Um velho bar, um velho sisudo, uma lição de vida

Por

José Ambrósio dos Santos*

Em 16.11.2020

Findava a tarde ontem quando eu caminhava pelo centro do Cabo de Santo Agostinho (PE). Muita gente ainda com muitas expectativas de vitória dos seus candidatos, muita gente já se contentando com a possibilidade de insucesso. De quatro em quatro anos é sempre assim, em dia de eleição: profusão de cores, discussões às vezes acaloradas entre eleitores, alegrias e tristezas ao final da contagem de votos. De repente fui tomado por uma saudosa lembrança ao chegar no Largo de Santo Amaro, na parte velha e alta da cidade, palco de grandes comícios em um passado não muito distante.

Em pleno Largo, na Rua Visconde de Porto Alegre, número 18, funcionava um bar simples, discreto, mas que era o reduto dos políticos. Em dias (noites) de comícios era para lá que se dirigiam candidatos e apoiadores. Juntavam-se a poetas, boêmios, seresteiros, operários, estudantes, professores, jornalistas, magistrados, médicos, advogados e tantos outros profissionais, habituais frequentadores. Muitos tinham cadeiras e horários certos. Alguns há certo tempo não mais podiam ser encontrados, pois, como se costuma dizer em mesa de bar, partiram para o andar de cima, frase dita sempre com gestos de respeito.

Nem mesmo a receptividade discreta e muitas vezes sisuda quebrava o encanto, até para clientes de primeira viagem. O que atraia tanta gente? A resposta está na simplicidade, sinceridade, serenidade, afetividade e na tolerância do seu antigo proprietário. Foi exercitando diariamente essas cinco qualidades que ele conquistou gerações de adeptos, no seu caso fregueses. Daqueles fregueses que quando viajam ficam marcando o dia da volta para dar uma chegadinha naquele lugar especial, um simples boteco à moda antiga que o pouco dinheiro que rendia não permitia apetrechá-lo com objetos que se costuma ver em bares e que de certa forma cativam muita gente.

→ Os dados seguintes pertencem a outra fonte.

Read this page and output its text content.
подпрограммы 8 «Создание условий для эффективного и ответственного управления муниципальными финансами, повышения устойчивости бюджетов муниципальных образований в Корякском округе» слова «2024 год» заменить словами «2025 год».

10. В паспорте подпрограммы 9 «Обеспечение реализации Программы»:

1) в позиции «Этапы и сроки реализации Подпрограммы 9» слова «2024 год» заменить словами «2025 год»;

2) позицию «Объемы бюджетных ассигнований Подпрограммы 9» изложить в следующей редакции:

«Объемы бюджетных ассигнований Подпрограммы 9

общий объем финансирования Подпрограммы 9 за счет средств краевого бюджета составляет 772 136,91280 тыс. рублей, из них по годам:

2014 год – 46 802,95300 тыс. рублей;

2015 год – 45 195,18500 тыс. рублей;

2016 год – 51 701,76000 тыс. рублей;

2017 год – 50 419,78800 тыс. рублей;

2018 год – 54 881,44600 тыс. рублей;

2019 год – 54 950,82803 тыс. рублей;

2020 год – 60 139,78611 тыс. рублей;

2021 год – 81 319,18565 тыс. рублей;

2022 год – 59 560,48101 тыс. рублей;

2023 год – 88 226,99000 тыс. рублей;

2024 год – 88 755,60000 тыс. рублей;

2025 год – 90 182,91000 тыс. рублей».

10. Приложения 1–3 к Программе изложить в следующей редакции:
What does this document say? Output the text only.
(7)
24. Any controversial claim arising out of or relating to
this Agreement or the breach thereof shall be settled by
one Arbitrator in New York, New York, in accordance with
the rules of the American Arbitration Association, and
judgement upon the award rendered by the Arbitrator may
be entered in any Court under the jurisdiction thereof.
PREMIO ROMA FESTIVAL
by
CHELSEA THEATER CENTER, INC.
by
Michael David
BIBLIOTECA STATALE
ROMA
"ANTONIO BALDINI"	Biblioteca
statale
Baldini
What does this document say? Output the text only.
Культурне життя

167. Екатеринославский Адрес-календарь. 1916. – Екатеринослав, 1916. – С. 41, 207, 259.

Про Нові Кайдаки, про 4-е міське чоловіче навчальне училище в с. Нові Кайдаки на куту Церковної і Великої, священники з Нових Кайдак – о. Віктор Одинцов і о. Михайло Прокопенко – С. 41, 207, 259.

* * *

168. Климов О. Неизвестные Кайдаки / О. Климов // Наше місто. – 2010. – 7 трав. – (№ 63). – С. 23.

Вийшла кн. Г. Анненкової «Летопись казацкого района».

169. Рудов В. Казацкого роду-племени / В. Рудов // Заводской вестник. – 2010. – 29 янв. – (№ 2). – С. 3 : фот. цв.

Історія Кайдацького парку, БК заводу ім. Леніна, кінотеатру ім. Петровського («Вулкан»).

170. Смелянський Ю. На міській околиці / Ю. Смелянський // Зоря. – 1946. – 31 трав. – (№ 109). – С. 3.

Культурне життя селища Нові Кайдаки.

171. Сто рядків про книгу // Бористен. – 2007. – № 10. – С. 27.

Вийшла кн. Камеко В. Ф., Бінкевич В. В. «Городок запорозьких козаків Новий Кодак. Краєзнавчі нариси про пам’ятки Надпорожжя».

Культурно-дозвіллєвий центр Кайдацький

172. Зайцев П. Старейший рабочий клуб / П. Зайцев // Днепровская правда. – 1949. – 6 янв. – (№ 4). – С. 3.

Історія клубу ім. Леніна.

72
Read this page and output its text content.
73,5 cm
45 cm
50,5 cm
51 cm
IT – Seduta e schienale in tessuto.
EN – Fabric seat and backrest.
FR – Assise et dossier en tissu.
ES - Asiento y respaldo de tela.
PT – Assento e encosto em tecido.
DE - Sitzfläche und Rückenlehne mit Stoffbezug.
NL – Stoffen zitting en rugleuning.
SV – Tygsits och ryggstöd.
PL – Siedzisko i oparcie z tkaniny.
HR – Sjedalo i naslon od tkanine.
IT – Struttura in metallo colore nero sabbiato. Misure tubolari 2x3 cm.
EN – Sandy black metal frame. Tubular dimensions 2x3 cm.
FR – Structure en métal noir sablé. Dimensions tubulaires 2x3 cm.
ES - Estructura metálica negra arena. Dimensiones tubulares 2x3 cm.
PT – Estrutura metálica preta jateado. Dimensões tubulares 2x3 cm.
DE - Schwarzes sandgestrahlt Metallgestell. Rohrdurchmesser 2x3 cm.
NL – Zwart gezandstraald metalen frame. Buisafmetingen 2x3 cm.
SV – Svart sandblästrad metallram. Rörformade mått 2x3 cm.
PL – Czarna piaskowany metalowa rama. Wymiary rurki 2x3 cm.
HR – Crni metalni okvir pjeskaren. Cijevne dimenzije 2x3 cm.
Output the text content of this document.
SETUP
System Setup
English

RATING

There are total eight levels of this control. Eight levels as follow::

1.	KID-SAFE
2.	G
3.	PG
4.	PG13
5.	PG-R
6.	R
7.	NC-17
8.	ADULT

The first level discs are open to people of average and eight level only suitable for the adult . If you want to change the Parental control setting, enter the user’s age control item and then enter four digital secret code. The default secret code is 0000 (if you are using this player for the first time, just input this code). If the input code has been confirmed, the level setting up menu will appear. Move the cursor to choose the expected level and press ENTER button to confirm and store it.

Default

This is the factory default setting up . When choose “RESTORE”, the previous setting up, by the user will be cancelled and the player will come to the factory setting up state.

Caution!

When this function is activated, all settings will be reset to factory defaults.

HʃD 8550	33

Velha máquina registradora – Foto: Amauri Rocha

Nada disso. Aliás, longe disso. Um velho balcão, mesas e cadeiras somente vistas em velhos barracões de engenhos. Uma pia que estava sempre a exigir mais cuidados, panos de mão que muitos dispensavam. Nada que um rápido esfregar de mãos não resolvesse e logo se estava pronto para a cervejinha gelada ou a cachacinha esperta para avivar ainda mais a vontade de saborear a buchadinha, o guisadinho.

Comidas cujo preparo os clientes podiam acompanhar através da porta da cozinha sempre aberta, de modo que o aroma invadia o salão. Quem sabe mais uma esperteza para que ninguém saísse sem provar dos deliciosos pratos elaborados por dona Dá, sua dedicada esposa.

A famosa cozinha comandada por dona Dá – Foto: Amauri Rocha

Quem nunca se encontrou com Murilo Lages, Laércio Monteiro, Antonino Júnior, Ronildo Albertin, Gessé Santos, Wilson Nascimento Paes, Douglas Menezes, Elias Gomes, Natanael Júnior, Ferreirinha, Lúcio Monteiro, Cristiano Ferreira, Amauri Rocha, Eriberto (Beto) Paes, entre tantos outros, nas idas àquele bar? E quem nunca se envolveu nas acaloradas discussões políticas que em algumas ocasiões tiveram a participação de interlocutores como Jarbas Vasconcelos, Cristina Tavares , Marcus Cunha, Miguel Arraes, Eduardo Campos, Cid Sampaio, Marcos Freire, Luiz Inácio Lula da Silva, João Paulo e que invariavelmente contavam com a participação serena e sábia de um atento observador de quase três quartos de século da cena política do Cabo de Santo Agostinho e de Pernambuco?

Seu Toinho – Acervo da família

O nome do bar? Nem sei se tinha nome, mas todos o conheciam como o Bar de seu Toinho, ao lado da igreja de Santo Amaro. Seu Toinho partiu para o andar superior em maio de 2012. Certamente foi recebido por muitos que abraçou em seu bar comemorando, confortando, orientando e até puxando orelhas, sempre com o aconchego de quem aprendeu a viver modestamente, mas com sabedoria e muita dignidade.

Menos de dois anos após a sua partida o bar encerrou as atividades, mas não antes de uma saideira (derradeira) de antigos frequentadores. Foram eles que de fato fecharam as portas, transformando um momento triste em um ato festivo, de modo a terem sempre uma boa lembrança do Bar de seu Toinho.

 

Amauri Rocha e Eriberto (Beto) Paes na última saideira no Bar de Seu Toinho – Arquivo pessoal de Amauri Rocha

*José Ambrósio dos Santos é jornalista e membro da Academia Cabense de Letras.